Most hospitals and midwifery units advise calling when contractions are regular and following the 4-1-1 or 5-1-1 pattern: contractions every 4 to 5 minutes, lasting at least 1 minute, for at least 1 hour. Go sooner if your waters break, if you have bleeding, if the baby's movements slow, or if you feel something is wrong.

How long does labour last?

There is no single answer. For a first birth, early labour can last many hours or even a day or two, while active labour typically lasts 4 to 8 hours. For subsequent births the process is usually faster. The pushing stage ranges from a few minutes to around 2 hours for first-time parents.

What pain relief options are available during labour?

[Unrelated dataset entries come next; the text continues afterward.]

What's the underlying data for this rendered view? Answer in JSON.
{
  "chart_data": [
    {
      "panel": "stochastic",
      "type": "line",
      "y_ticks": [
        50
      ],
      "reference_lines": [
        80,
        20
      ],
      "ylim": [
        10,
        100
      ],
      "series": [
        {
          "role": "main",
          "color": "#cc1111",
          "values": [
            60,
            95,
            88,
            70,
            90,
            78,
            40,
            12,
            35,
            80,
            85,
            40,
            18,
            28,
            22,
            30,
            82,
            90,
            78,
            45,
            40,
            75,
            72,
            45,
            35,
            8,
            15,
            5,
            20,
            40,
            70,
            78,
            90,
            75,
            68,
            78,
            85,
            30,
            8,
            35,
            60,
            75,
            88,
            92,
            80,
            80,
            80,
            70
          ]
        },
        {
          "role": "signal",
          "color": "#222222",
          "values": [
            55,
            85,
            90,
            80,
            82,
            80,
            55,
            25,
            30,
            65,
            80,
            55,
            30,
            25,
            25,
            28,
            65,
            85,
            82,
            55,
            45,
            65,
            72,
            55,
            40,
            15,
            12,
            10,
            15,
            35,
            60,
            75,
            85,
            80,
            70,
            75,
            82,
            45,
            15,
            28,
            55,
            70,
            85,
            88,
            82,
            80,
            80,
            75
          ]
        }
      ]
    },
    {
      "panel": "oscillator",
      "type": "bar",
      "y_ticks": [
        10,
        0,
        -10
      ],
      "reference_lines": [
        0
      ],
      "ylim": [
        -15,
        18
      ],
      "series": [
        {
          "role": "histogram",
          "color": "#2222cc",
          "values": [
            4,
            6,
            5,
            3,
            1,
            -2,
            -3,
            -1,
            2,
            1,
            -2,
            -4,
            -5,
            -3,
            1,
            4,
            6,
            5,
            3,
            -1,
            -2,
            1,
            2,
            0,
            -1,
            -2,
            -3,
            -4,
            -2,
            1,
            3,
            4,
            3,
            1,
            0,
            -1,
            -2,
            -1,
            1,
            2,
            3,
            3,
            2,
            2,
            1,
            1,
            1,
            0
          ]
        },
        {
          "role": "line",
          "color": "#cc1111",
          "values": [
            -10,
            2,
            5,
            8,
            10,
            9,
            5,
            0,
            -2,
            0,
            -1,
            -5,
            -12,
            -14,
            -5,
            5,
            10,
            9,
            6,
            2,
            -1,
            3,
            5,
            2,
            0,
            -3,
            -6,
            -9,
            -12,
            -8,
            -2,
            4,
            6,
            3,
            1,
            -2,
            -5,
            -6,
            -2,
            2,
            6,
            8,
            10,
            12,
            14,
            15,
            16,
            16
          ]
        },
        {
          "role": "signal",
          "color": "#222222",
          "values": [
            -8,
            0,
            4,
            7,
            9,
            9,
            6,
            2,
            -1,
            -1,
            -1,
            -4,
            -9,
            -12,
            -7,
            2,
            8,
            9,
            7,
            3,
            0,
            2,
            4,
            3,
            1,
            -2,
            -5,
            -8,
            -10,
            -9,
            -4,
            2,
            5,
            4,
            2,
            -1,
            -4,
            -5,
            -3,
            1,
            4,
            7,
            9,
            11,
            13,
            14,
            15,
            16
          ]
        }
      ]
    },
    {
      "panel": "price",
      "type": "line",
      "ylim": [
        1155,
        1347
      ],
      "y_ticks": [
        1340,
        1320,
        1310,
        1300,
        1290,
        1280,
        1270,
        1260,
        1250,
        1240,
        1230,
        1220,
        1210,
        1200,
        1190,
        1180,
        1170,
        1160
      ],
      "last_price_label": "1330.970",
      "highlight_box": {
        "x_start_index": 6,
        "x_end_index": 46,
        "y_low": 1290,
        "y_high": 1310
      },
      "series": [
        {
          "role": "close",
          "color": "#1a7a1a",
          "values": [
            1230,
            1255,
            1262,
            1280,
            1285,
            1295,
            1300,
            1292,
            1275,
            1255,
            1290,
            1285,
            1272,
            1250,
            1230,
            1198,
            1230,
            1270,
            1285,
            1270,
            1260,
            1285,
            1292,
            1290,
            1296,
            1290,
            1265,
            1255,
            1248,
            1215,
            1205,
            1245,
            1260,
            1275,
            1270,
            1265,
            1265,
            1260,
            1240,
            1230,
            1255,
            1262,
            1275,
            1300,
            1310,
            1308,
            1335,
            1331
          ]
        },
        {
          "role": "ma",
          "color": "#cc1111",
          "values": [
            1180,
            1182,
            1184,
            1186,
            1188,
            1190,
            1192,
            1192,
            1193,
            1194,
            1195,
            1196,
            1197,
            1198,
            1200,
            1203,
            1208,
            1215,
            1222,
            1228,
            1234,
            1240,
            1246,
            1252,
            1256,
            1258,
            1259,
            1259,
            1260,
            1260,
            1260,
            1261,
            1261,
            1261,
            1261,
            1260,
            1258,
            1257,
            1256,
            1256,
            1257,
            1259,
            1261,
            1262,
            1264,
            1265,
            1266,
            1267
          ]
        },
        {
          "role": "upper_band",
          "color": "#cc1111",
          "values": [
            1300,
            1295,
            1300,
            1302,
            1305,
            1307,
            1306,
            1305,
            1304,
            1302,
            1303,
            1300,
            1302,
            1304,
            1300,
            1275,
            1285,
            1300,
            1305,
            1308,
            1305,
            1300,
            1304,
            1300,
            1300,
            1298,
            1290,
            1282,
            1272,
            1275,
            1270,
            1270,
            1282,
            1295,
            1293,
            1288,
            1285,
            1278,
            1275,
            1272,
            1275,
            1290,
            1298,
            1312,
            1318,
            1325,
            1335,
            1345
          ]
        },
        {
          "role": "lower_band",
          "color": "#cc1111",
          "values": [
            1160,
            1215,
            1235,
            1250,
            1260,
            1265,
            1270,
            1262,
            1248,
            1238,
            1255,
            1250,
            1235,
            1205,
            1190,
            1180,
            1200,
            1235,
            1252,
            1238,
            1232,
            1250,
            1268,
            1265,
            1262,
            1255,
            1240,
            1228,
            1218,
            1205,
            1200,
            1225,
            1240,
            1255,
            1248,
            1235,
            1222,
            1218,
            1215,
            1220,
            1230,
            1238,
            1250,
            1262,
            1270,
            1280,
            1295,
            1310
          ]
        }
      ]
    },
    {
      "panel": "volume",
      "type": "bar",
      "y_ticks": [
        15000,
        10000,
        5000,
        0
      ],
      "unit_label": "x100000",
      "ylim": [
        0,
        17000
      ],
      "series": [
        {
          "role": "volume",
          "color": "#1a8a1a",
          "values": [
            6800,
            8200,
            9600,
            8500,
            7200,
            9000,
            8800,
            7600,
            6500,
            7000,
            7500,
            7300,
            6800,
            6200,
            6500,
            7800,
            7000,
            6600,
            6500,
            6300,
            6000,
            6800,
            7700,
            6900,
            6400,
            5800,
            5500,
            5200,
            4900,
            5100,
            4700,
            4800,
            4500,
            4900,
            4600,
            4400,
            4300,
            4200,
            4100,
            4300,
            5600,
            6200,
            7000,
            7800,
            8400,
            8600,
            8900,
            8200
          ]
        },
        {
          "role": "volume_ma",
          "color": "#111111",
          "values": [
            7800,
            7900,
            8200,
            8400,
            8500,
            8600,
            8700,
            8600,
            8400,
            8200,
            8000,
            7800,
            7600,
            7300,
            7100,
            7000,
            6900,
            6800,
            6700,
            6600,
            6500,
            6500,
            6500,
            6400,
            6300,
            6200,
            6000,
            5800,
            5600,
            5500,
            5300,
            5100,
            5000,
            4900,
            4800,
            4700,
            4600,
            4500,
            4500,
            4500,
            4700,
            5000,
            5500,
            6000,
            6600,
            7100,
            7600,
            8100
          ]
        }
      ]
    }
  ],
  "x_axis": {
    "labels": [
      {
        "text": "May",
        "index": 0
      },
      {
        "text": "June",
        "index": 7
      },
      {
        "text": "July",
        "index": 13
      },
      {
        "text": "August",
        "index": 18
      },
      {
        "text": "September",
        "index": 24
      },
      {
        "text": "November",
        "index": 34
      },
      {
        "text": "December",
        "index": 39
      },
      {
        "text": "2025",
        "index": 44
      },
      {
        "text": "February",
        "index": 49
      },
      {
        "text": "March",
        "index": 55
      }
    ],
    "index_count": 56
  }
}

Common options include gas and air (Entonox), an epidural (regional anaesthesia injected into the space around the spinal cord), pethidine or other opioid injections, a TENS machine, water immersion, and non-medical techniques such as breathing, movement, and massage. Availability varies by birth setting.

What is delayed cord clamping and why does it matter?

Delayed cord clamping means waiting at least one to three minutes before cutting the umbilical cord after birth, rather than clamping it immediately. During that time blood continues to flow from the placenta to the baby, increasing the baby's iron stores and red blood cell volume. Major guidelines including WHO and NICE recommend it as standard practice for most births.